How OP_CAT can increase Quantum Resistance

According to the BIP, Bitcoin could use post-quantum Lamport signatures in Bitcoin transactions.

These signatures create a large set of hashes that OP_CAT would need to concatenate on the stack.

The Lamport signature scheme is a quantum-resistant cryptographic signature scheme based on the one-way nature of hash functions. It was proposed by Turing award winner Leslie Lamport in 1979 and is designed to be secure against attacks by quantum computers.

Key Generation:

The Lamport signature scheme uses a pair of key matrices, one for the private key and one for the public key.

The private key consists of two matrices, each containing randomly generated bits. For a security parameter n, the matrices are of size n×m, where m is the number of bits in the hash function output (e.g., 256 for SHA-256).

The public key is generated by revealing one of the matrices (either the top or bottom part of each column) while keeping the other secret.

Signing:

To sign a message, the signer hashes the message using a secure hash function (e.g., SHA-256) to obtain a hash digest.

For each bit in the hash digest, the corresponding bit in the revealed part of the private key matrix is used to select one of the rows from the other part of the private key matrix. This selected row forms the signature for that bit.

Verification:

To verify a signature, the verifier hashes the message using the same hash function to obtain a hash digest.
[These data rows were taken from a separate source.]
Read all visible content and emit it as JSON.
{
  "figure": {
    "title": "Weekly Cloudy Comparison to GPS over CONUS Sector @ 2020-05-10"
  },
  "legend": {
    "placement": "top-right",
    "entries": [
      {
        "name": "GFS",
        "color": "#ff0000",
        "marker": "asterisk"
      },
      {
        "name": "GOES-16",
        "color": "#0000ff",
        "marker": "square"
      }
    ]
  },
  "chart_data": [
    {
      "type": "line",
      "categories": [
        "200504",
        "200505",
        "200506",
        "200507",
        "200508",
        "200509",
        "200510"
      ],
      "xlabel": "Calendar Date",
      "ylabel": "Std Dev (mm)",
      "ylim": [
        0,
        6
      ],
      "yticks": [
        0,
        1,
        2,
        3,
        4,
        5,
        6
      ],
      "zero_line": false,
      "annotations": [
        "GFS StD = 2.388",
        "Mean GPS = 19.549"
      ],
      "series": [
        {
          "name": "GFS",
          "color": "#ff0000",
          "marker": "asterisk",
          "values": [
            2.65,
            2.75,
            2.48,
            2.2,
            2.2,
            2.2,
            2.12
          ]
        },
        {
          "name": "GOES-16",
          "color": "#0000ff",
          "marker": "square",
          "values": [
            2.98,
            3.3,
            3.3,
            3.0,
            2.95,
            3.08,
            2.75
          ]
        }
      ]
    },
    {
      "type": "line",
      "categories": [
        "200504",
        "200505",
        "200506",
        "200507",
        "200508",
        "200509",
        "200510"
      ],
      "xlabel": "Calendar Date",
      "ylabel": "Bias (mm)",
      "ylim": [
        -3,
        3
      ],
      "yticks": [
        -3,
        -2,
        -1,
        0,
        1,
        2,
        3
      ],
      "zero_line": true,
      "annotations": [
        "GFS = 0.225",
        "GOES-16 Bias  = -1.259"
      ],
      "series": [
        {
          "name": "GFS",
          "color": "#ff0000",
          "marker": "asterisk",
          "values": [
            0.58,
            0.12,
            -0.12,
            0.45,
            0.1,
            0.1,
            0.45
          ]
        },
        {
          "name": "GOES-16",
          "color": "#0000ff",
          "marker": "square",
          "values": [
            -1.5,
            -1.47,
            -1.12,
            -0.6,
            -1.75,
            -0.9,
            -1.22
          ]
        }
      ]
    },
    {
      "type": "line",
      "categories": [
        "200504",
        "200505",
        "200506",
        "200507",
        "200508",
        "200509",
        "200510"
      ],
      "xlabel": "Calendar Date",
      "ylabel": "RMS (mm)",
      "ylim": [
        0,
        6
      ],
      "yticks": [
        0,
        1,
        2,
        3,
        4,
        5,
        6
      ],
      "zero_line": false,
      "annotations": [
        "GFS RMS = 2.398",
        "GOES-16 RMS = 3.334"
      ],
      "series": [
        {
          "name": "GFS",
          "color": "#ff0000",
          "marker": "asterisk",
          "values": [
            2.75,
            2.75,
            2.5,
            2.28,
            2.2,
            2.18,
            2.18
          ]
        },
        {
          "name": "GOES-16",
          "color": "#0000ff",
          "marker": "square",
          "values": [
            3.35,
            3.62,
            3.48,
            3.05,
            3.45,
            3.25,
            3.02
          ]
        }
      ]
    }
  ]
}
For each bit in the hash digest, the verifier uses the revealed part of the public key matrix to select the corresponding row. The selected row should match the signature for that bit.

Security:

The Lamport signature scheme's security relies on the hash function's one-way nature.
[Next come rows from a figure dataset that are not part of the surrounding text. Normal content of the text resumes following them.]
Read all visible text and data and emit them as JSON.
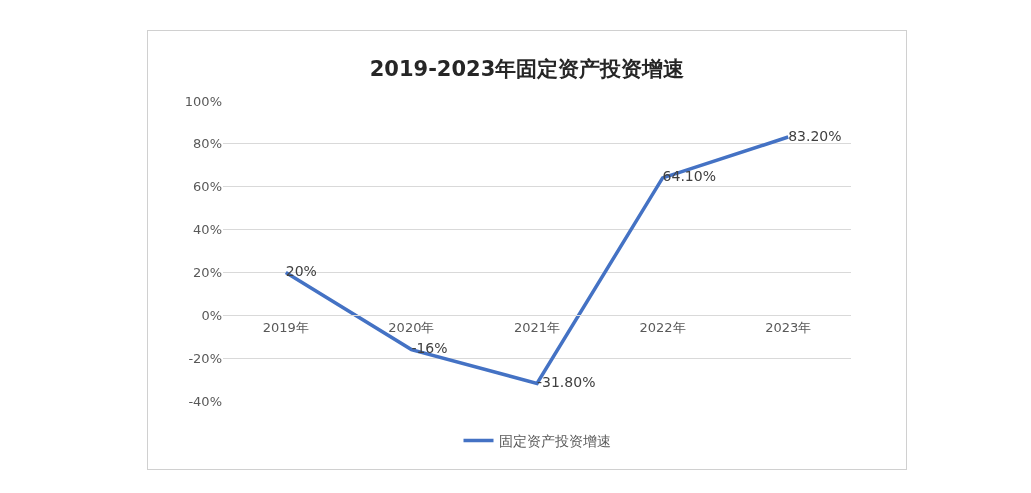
{
  "chart_data": {
    "type": "line",
    "title": "2019-2023年固定资产投资增速",
    "categories": [
      "2019年",
      "2020年",
      "2021年",
      "2022年",
      "2023年"
    ],
    "series": [
      {
        "name": "固定资产投资增速",
        "color": "#4472c4",
        "values": [
          20,
          -16,
          -31.8,
          64.1,
          83.2
        ],
        "value_labels": [
          "20%",
          "-16%",
          "-31.80%",
          "64.10%",
          "83.20%"
        ]
      }
    ],
    "ylim": [
      -40,
      100
    ],
    "yticks": [
      {
        "value": -40,
        "label": "-40%"
      },
      {
        "value": -20,
        "label": "-20%"
      },
      {
        "value": 0,
        "label": "0%"
      },
      {
        "value": 20,
        "label": "20%"
      },
      {
        "value": 40,
        "label": "40%"
      },
      {
        "value": 60,
        "label": "60%"
      },
      {
        "value": 80,
        "label": "80%"
      },
      {
        "value": 100,
        "label": "100%"
      }
    ],
    "grid": "y",
    "legend": "bottom",
    "marker": "none",
    "line_style": "solid"
  }
}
Given a hash digest, it is computationally infeasible to find pre-images (original messages) or collisions (different messages producing the same hash) efficiently.

Even if an attacker learns the entire private key for a single bit (due to the hash function’s one-way property), it provides no information about the private key for other bits.

Benefits of OP_CAT:

The major drawback of these signatures is the large number of key bits to achieve sufficient security, resulting in longer signatures compared to other signature schemes.

OP_CAT is a well-suited way to stack these longer signatures.